La question n’est pas de trouver un nom nouveau pour la démocratie, mais de découvrir sa véritable essence ; de passer de la démocratie bourgeoise, desséchée par ses hypocrisies et par manque de sève évangélique, à une démocratie intégralement humaine ; de la démocratie manquée à la démocratie réelle.

Le concept de souveraineté ne fait nullement partie des principes authentiques de la démocratie, il n’appartient ni à sa véritable inspiration ni à sa véritable philosophie, il appartient à un héritage apocryphe qui a paralysé la démocratie.

Une grande cause de l’échec des démocraties modernes à réaliser la démocratie est le fait que cette réalisation exigeait inéluctablement de s’accomplir dans l’ordre social comme dans l’ordre politique, et cette exigence n’a pas été satisfaite.
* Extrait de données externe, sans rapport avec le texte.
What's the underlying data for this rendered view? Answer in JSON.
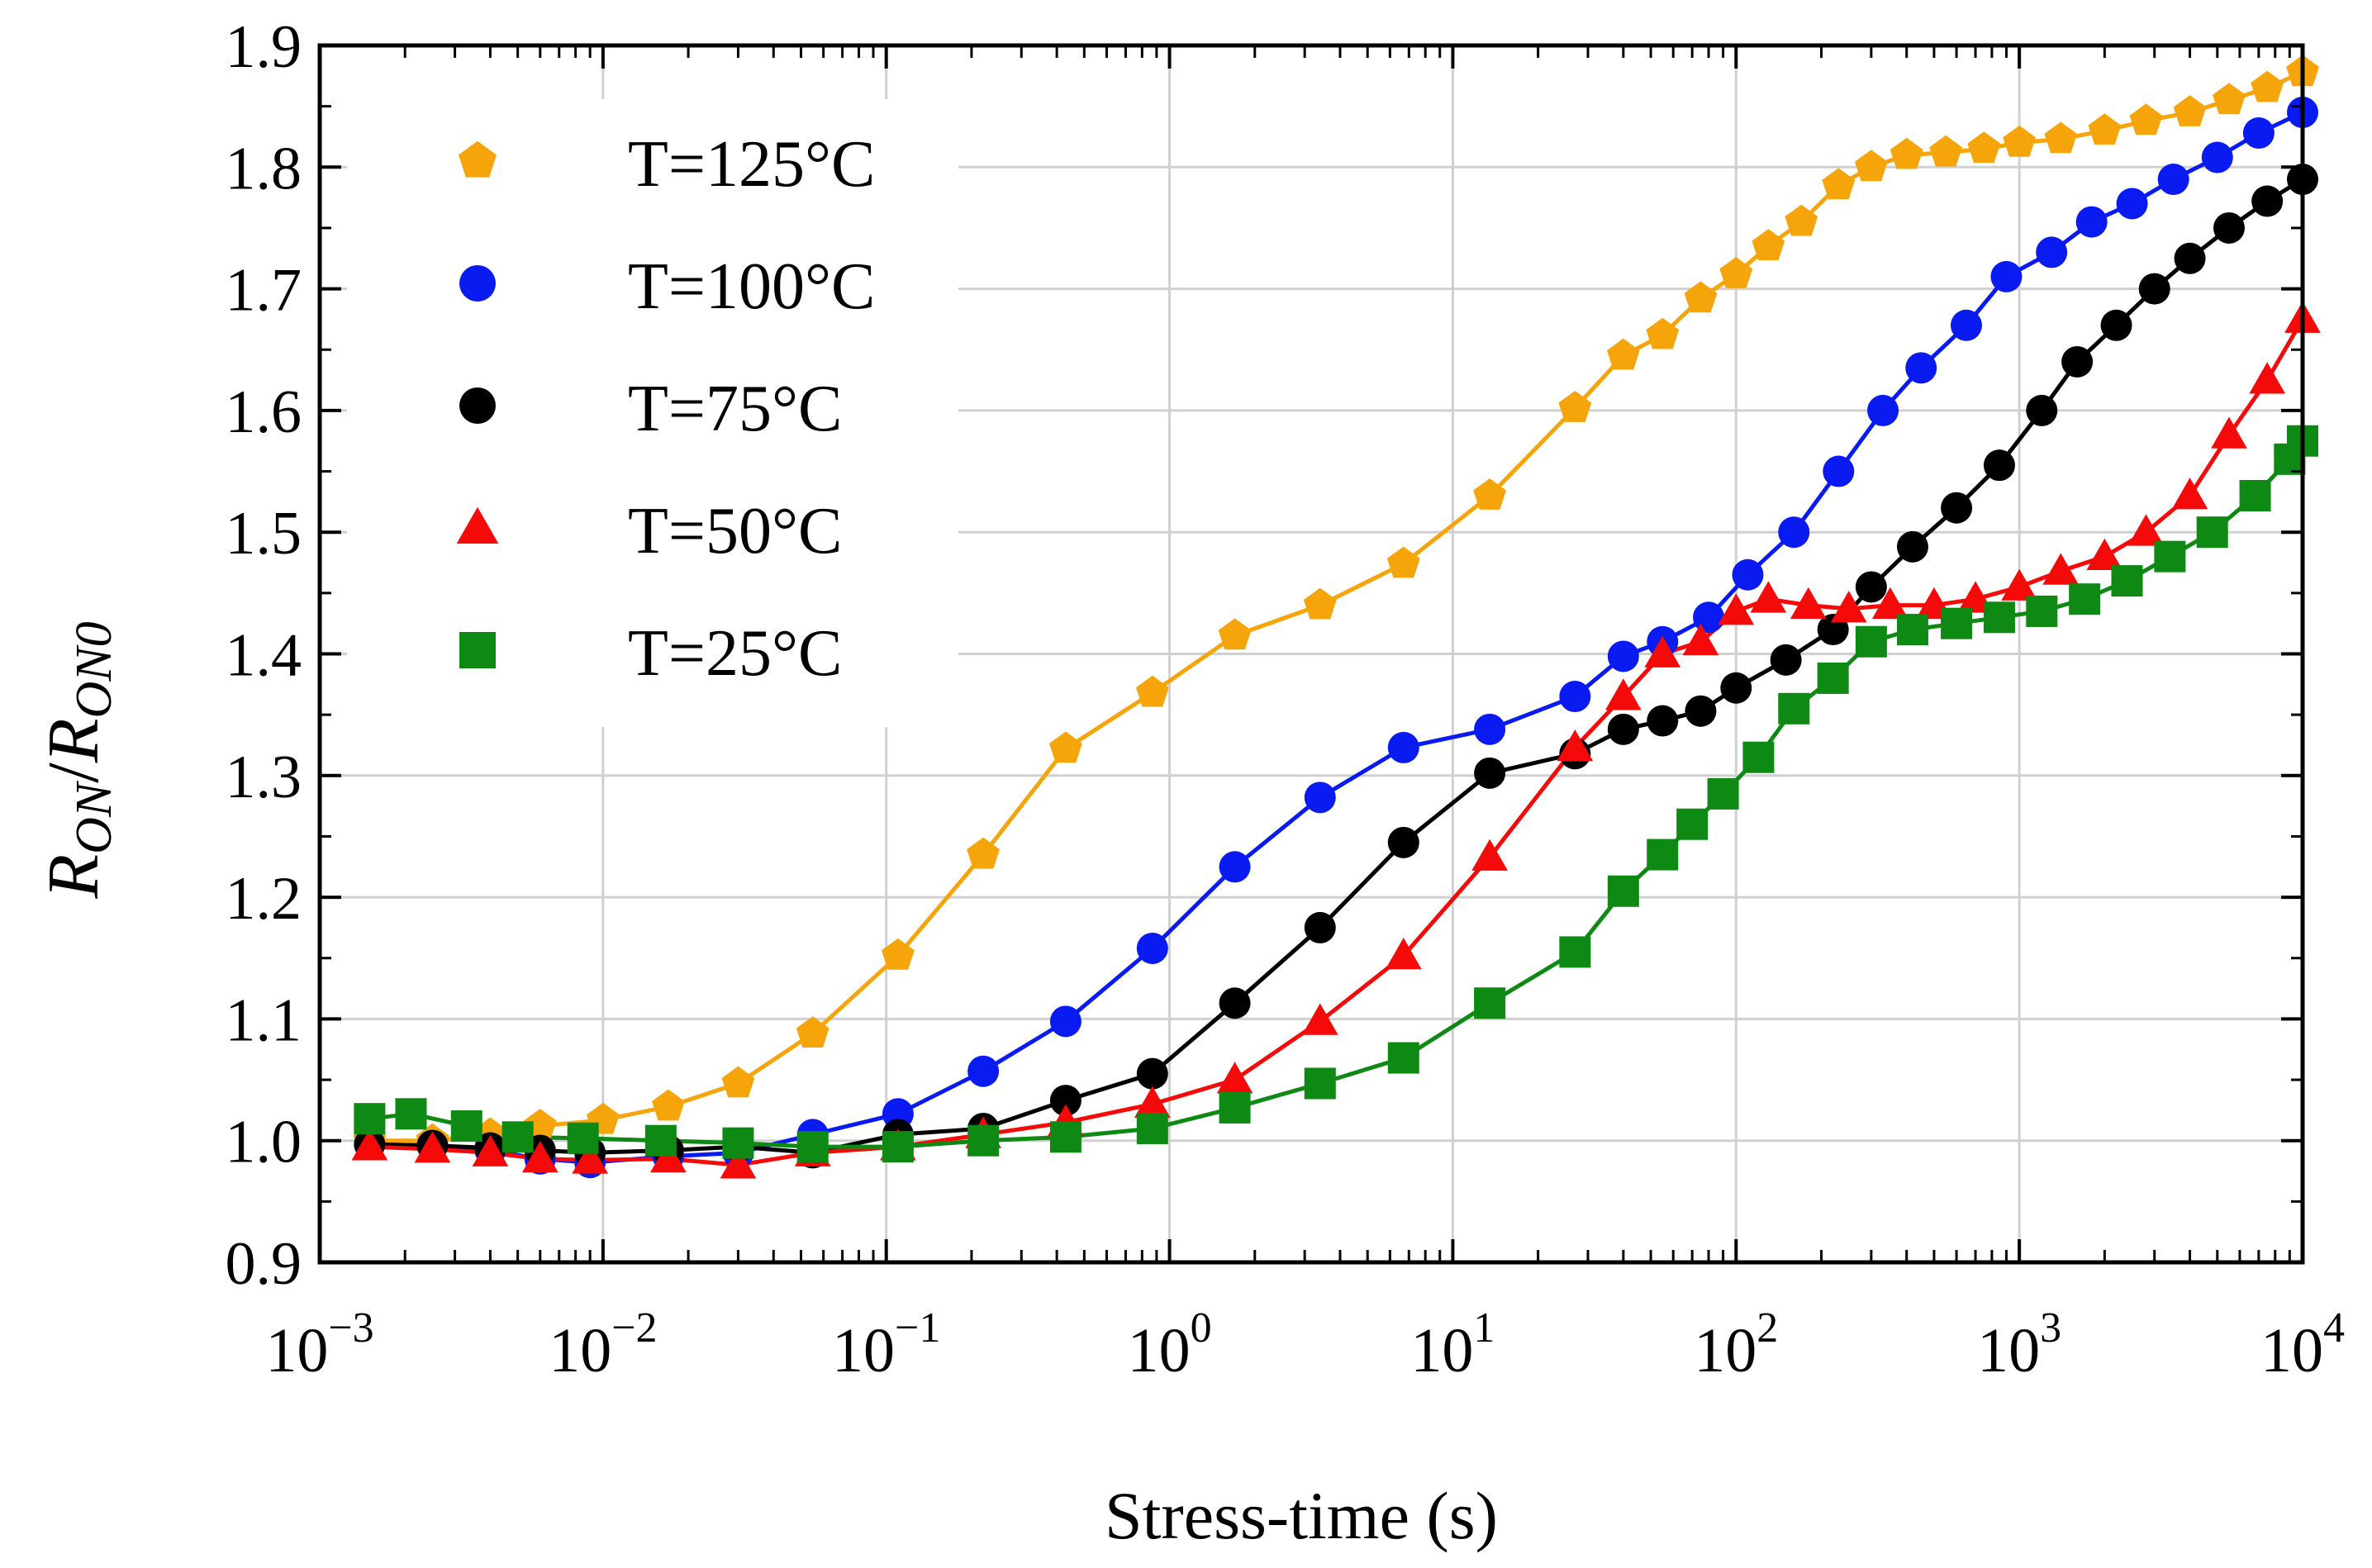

Les antagonismes irréductibles inhérents à une économie fondée sur la fécondité de l’argent, l’égoïsme des classes possédantes et la sécession du prolétariat… ont empêché les affirmations démocratiques de passer dans la vie sociale ; et l’impuissance des sociétés modernes devant la misère et devant la déshumanisation du travail, leur impossibilité à surmonter l’exploitation de l’homme par l’homme ont été pour elles une amère faillite.

Si la victoire n’apportait pas les bases d’une réorganisation mondiale engageant l’effort des hommes dans une œuvre commune dominée par un tel idéal de démocratie réelle, la civilisation n’aurait échappé à un péril imminent de destruction que pour entrer dans une période de chaos.

Jacques Maritain, Christianisme et démocratie , 1943.